К ногам Вари прижимался мопсенок.

– Она очаровательна, – совершенно искренне сказала я.

– Сейчас Соню покажу, – оживилась Варя и убежала.

Таня внимательно глянула на меня.

– Мы с Олегом сразу заметили, что ребенок болен. Умственно она абсолютно компенсирована, учится по программе обычной школы. Правда, дома. Боимся, что из-за ее внешности могут возникнуть трудности. Дети бывают злы к больным. Поэтому и друзей у нее нет. Вот хотим летом везти в Германию – там делают косметические операции, меняют форму рта, глаз, носа. Если пройдет удачно, отдадим в колледж. Твоя Маша как отнесется к Варе?

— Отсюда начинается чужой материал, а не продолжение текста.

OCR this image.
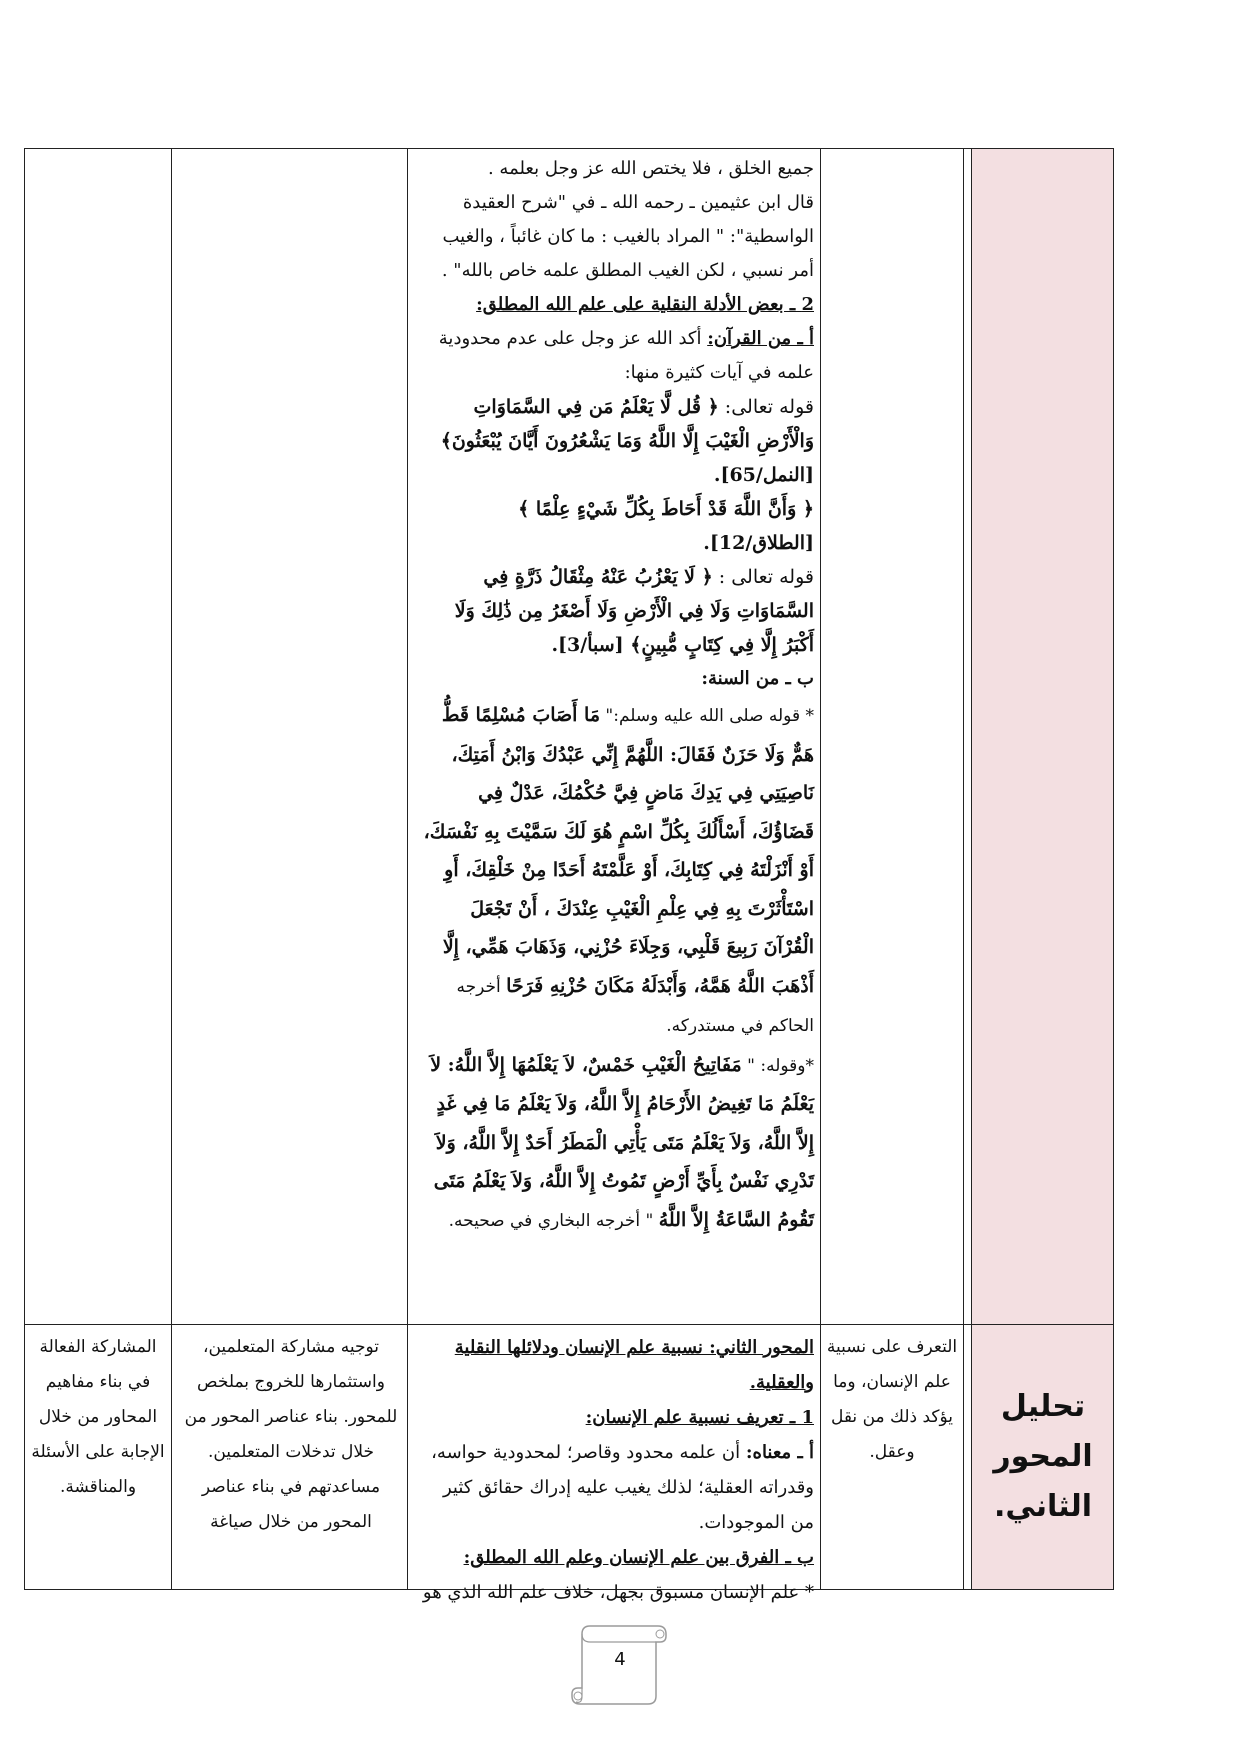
جميع الخلق ، فلا يختص الله عز وجل بعلمه .

قال ابن عثيمين ـ رحمه الله ـ في "شرح العقيدة

الواسطية": " المراد بالغيب : ما كان غائباً ، والغيب

أمر نسبي ، لكن الغيب المطلق علمه خاص بالله" .

2 ـ بعض الأدلة النقلية على علم الله المطلق:

أ ـ من القرآن: أكد الله عز وجل على عدم محدودية علمه في آيات كثيرة منها:

قوله تعالى: ﴿ قُل لَّا يَعْلَمُ مَن فِي السَّمَاوَاتِ وَالْأَرْضِ الْغَيْبَ إِلَّا اللَّهُ وَمَا يَشْعُرُونَ أَيَّانَ يُبْعَثُونَ﴾ [النمل/65].

﴿ وَأَنَّ اللَّهَ قَدْ أَحَاطَ بِكُلِّ شَيْءٍ عِلْمًا ﴾ [الطلاق/12].

قوله تعالى : ﴿ لَا يَعْزُبُ عَنْهُ مِثْقَالُ ذَرَّةٍ فِي السَّمَاوَاتِ وَلَا فِي الْأَرْضِ وَلَا أَصْغَرُ مِن ذَٰلِكَ وَلَا أَكْبَرُ إِلَّا فِي كِتَابٍ مُّبِينٍ﴾ [سبأ/3].

ب ـ من السنة:

* قوله صلى الله عليه وسلم:" مَا أَصَابَ مُسْلِمًا قَطُّ هَمٌّ وَلَا حَزَنٌ فَقَالَ: اللَّهُمَّ إِنِّي عَبْدُكَ وَابْنُ أَمَتِكَ، نَاصِيَتِي فِي يَدِكَ مَاضٍ فِيَّ حُكْمُكَ، عَدْلٌ فِي قَضَاؤُكَ، أَسْأَلُكَ بِكُلِّ اسْمٍ هُوَ لَكَ سَمَّيْتَ بِهِ نَفْسَكَ، أَوْ أَنْزَلْتَهُ فِي كِتَابِكَ، أَوْ عَلَّمْتَهُ أَحَدًا مِنْ خَلْقِكَ، أَوِ اسْتَأْثَرْتَ بِهِ فِي عِلْمِ الْغَيْبِ عِنْدَكَ ، أَنْ تَجْعَلَ الْقُرْآنَ رَبِيعَ قَلْبِي، وَجِلَاءَ حُزْنِي، وَذَهَابَ هَمِّي، إِلَّا أَذْهَبَ اللَّهُ هَمَّهُ، وَأَبْدَلَهُ مَكَانَ حُزْنِهِ فَرَحًا أخرجه الحاكم في مستدركه.

*وقوله: " مَفَاتِيحُ الْغَيْبِ خَمْسٌ، لاَ يَعْلَمُهَا إِلاَّ اللَّهُ: لاَ يَعْلَمُ مَا تَغِيضُ الأَرْحَامُ إِلاَّ اللَّهُ، وَلاَ يَعْلَمُ مَا فِي غَدٍ إِلاَّ اللَّهُ، وَلاَ يَعْلَمُ مَتَى يَأْتِي الْمَطَرُ أَحَدٌ إِلاَّ اللَّهُ، وَلاَ تَدْرِي نَفْسٌ بِأَيِّ أَرْضٍ تَمُوتُ إِلاَّ اللَّهُ، وَلاَ يَعْلَمُ مَتَى تَقُومُ السَّاعَةُ إِلاَّ اللَّهُ " أخرجه البخاري في صحيحه.

تحليل المحور الثاني.
التعرف على نسبية علم الإنسان، وما يؤكد ذلك من نقل وعقل.

المحور الثاني: نسبية علم الإنسان ودلائلها النقلية والعقلية.

1 ـ تعريف نسبية علم الإنسان:

أ ـ معناه: أن علمه محدود وقاصر؛ لمحدودية حواسه، وقدراته العقلية؛ لذلك يغيب عليه إدراك حقائق كثير من الموجودات.

ب ـ الفرق بين علم الإنسان وعلم الله المطلق:

* علم الإنسان مسبوق بجهل، خلاف علم الله الذي هو

توجيه مشاركة المتعلمين، واستثمارها للخروج بملخص للمحور. بناء عناصر المحور من خلال تدخلات المتعلمين. مساعدتهم في بناء عناصر المحور من خلال صياغة
المشاركة الفعالة في بناء مفاهيم المحاور من خلال الإجابة على الأسئلة والمناقشة.
4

– Маруся попытается стать ей подругой, – успокоила я Татьяну.

– Муся, – раздался крик, – глянь, какая у Вари Соня!

Девочки слетели вниз, держа в руках довольно крупного удава.

– Класс, – подпрыгивала Маня, – красавица!

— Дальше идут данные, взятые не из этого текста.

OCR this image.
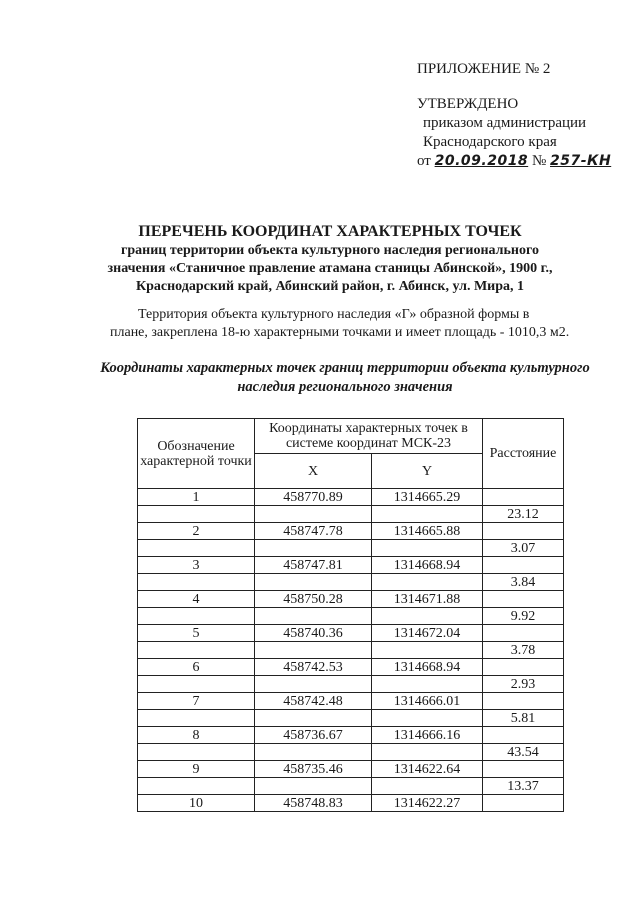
ПРИЛОЖЕНИЕ № 2
УТВЕРЖДЕНО
приказом администрации
Краснодарского края
от 20.09.2018 № 257-КН
ПЕРЕЧЕНЬ КООРДИНАТ ХАРАКТЕРНЫХ ТОЧЕК
границ территории объекта культурного наследия регионального
значения «Станичное правление атамана станицы Абинской», 1900 г.,
Краснодарский край, Абинский район, г. Абинск, ул. Мира, 1
Территория объекта культурного наследия «Г» образной формы в
плане, закреплена 18-ю характерными точками и имеет площадь - 1010,3 м2.
Координаты характерных точек границ территории объекта культурного
наследия регионального значения
Обозначение характерной точки	Координаты характерных точек в системе координат МСК-23		Расстояние
	X	Y	
1	458770.89	1314665.29	
			23.12
2	458747.78	1314665.88	
			3.07
3	458747.81	1314668.94	
			3.84
4	458750.28	1314671.88	
			9.92
5	458740.36	1314672.04	
			3.78
6	458742.53	1314668.94	
			2.93
7	458742.48	1314666.01	
			5.81
8	458736.67	1314666.16	
			43.54
9	458735.46	1314622.64	
			13.37
10	458748.83	1314622.27	
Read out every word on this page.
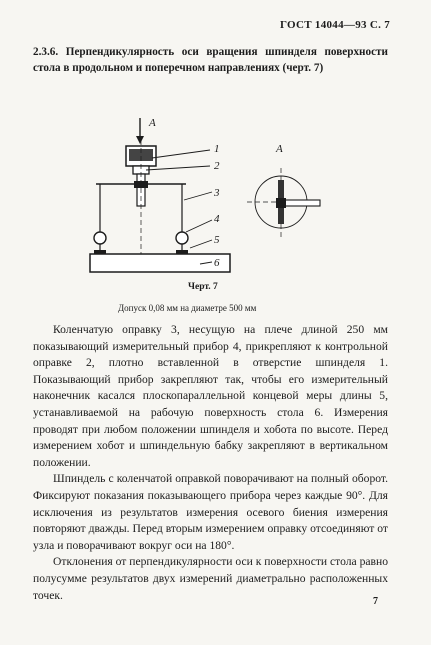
ГОСТ 14044—93 С. 7
2.3.6. Перпендикулярность оси вращения шпинделя поверхности стола в продольном и поперечном направлениях (черт. 7)
A
1
2
3
4
5
6
A
Черт. 7
Допуск 0,08 мм на диаметре 500 мм

Коленчатую оправку 3, несущую на плече длиной 250 мм показывающий измерительный прибор 4, прикрепляют к контрольной оправке 2, плотно вставленной в отверстие шпинделя 1. Показывающий прибор закрепляют так, чтобы его измерительный наконечник касался плоскопараллельной концевой меры длины 5, устанавливаемой на рабочую поверхность стола 6. Измерения проводят при любом положении шпинделя и хобота по высоте. Перед измерением хобот и шпиндельную бабку закрепляют в вертикальном положении.

Шпиндель с коленчатой оправкой поворачивают на полный оборот. Фиксируют показания показывающего прибора через каждые 90°. Для исключения из результатов измерения осевого биения измерения повторяют дважды. Перед вторым измерением оправку отсоединяют от узла и поворачивают вокруг оси на 180°.

Отклонения от перпендикулярности оси к поверхности стола равно полусумме результатов двух измерений диаметрально расположенных точек.	7
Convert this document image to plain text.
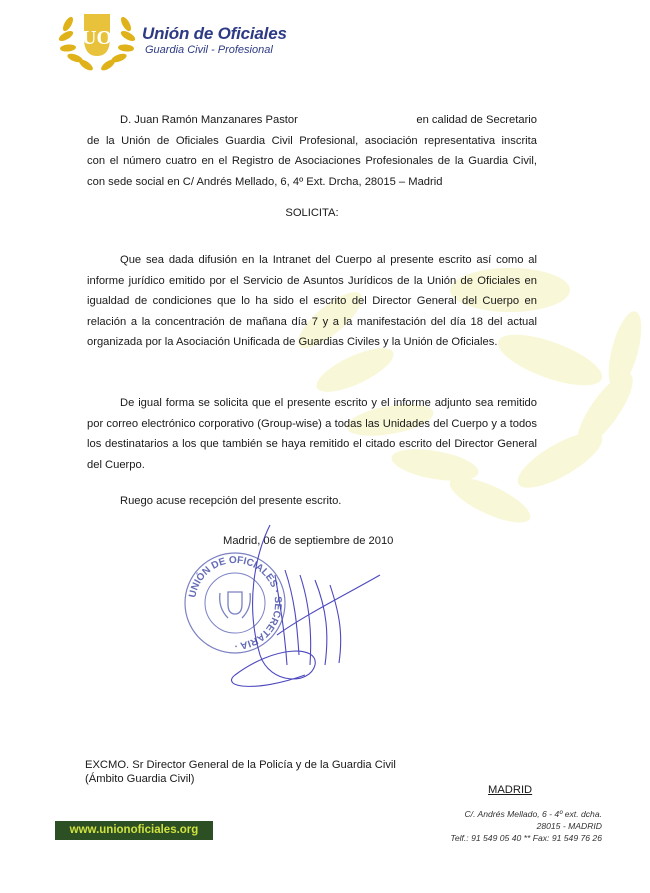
UO Unión de Oficiales
Guardia Civil - Profesional
D. Juan Ramón Manzanares Pastor	en calidad de Secretario
de la Unión de Oficiales Guardia Civil Profesional, asociación representativa inscrita
con el número cuatro en el Registro de Asociaciones Profesionales de la Guardia Civil,
con sede social en C/ Andrés Mellado, 6, 4º Ext. Drcha, 28015 – Madrid
SOLICITA:
Que sea dada difusión en la Intranet del Cuerpo al presente escrito así como al informe jurídico emitido por el Servicio de Asuntos Jurídicos de la Unión de Oficiales en igualdad de condiciones que lo ha sido el escrito del Director General del Cuerpo en relación a la concentración de mañana día 7 y a la manifestación del día 18 del actual organizada por la Asociación Unificada de Guardias Civiles y la Unión de Oficiales.
De igual forma se solicita que el presente escrito y el informe adjunto sea remitido por correo electrónico corporativo (Group-wise) a todas las Unidades del Cuerpo y a todos los destinatarios a los que también se haya remitido el citado escrito del Director General del Cuerpo.
Ruego acuse recepción del presente escrito.
Madrid, 06 de septiembre de 2010
UNIÓN DE OFICIALES · SECRETARIA ·
EXCMO. Sr Director General de la Policía y de la Guardia Civil
(Ámbito Guardia Civil)
MADRID
C/. Andrés Mellado, 6 - 4º ext. dcha.
28015 - MADRID
Telf.: 91 549 05 40 ** Fax: 91 549 76 26
www.unionoficiales.org
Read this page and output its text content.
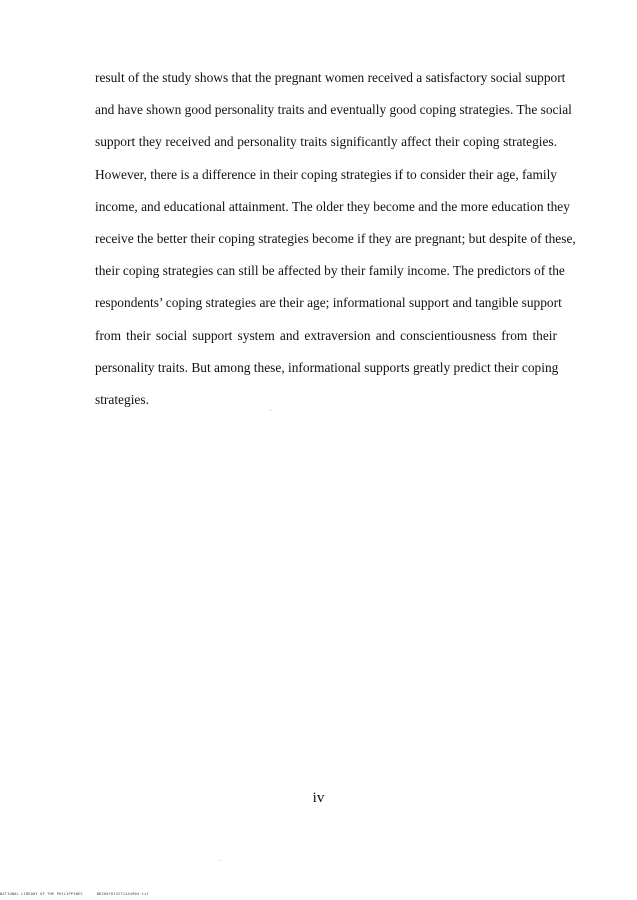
result of the study shows that the pregnant women received a satisfactory social support
and have shown good personality traits and eventually good coping strategies. The social
support they received and personality traits significantly affect their coping strategies.
However, there is a difference in their coping strategies if to consider their age, family
income, and educational attainment. The older they become and the more education they
receive the better their coping strategies become if they are pregnant; but despite of these,
their coping strategies can still be affected by their family income. The predictors of the
respondents’ coping strategies are their age; informational support and tangible support
from their social support system and extraversion and conscientiousness from their
personality traits. But among these, informational supports greatly predict their coping
strategies.

iv

NATIONAL LIBRARY OF THE PHILIPPINES	BD2007074271444904.tif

– Ты в компьютер играешь? – поинтересовалась Варя.

– Спрашиваешь! – воскликнула Маня. – А у тебя «Розовая пантера» инсталлирована?

– Все части.

– И третья?

– Да.

– А ну, покажи, – велела Маня.

Девочки побежали вверх по лестнице, волоча удава. Муля поковыляла за ними. Преодолев две ступеньки, щенок сел на толстый задик и завыл. Маруся подхватила его под мышку и строго велела:

– Не ной, развивай мышцы.

– По-моему, она просто не заметила Вариного уродства, – потрясенно сказала Татьяна, – честно говоря, думала, что Маша даже не захочет с ней разговаривать.

Я с изумлением глянула на хозяйку. Надо же, она так стесняется своего ребенка, что проецирует собственные мысли на других.

День пролетел в суматохе. Радушные хозяева отдали гостям третий этаж. Они и впрямь любили животных, и наша стая разбежалась по всему зданию. В огромном помещении оказалось не так уж мало прислуги. Охранник Володя заодно исполнял роль шофера. Повар Емельян, угрюмый мужик лет шестидесяти, жил во дворе, в сторожке. На кулинарных талантах мрачность характера совсем не отражалась. К чаю подали совершенно невероятный трехъярусный торт, облитый глазурью. Маруся моментально проглотила свою порцию, ничтоже сумняшеся попросила добавки и побежала на кухню. Я пошла за ней, якобы чтобы проследить за ребенком, а на самом деле желая использовать любую возможность хотя бы для поверхностного обыска.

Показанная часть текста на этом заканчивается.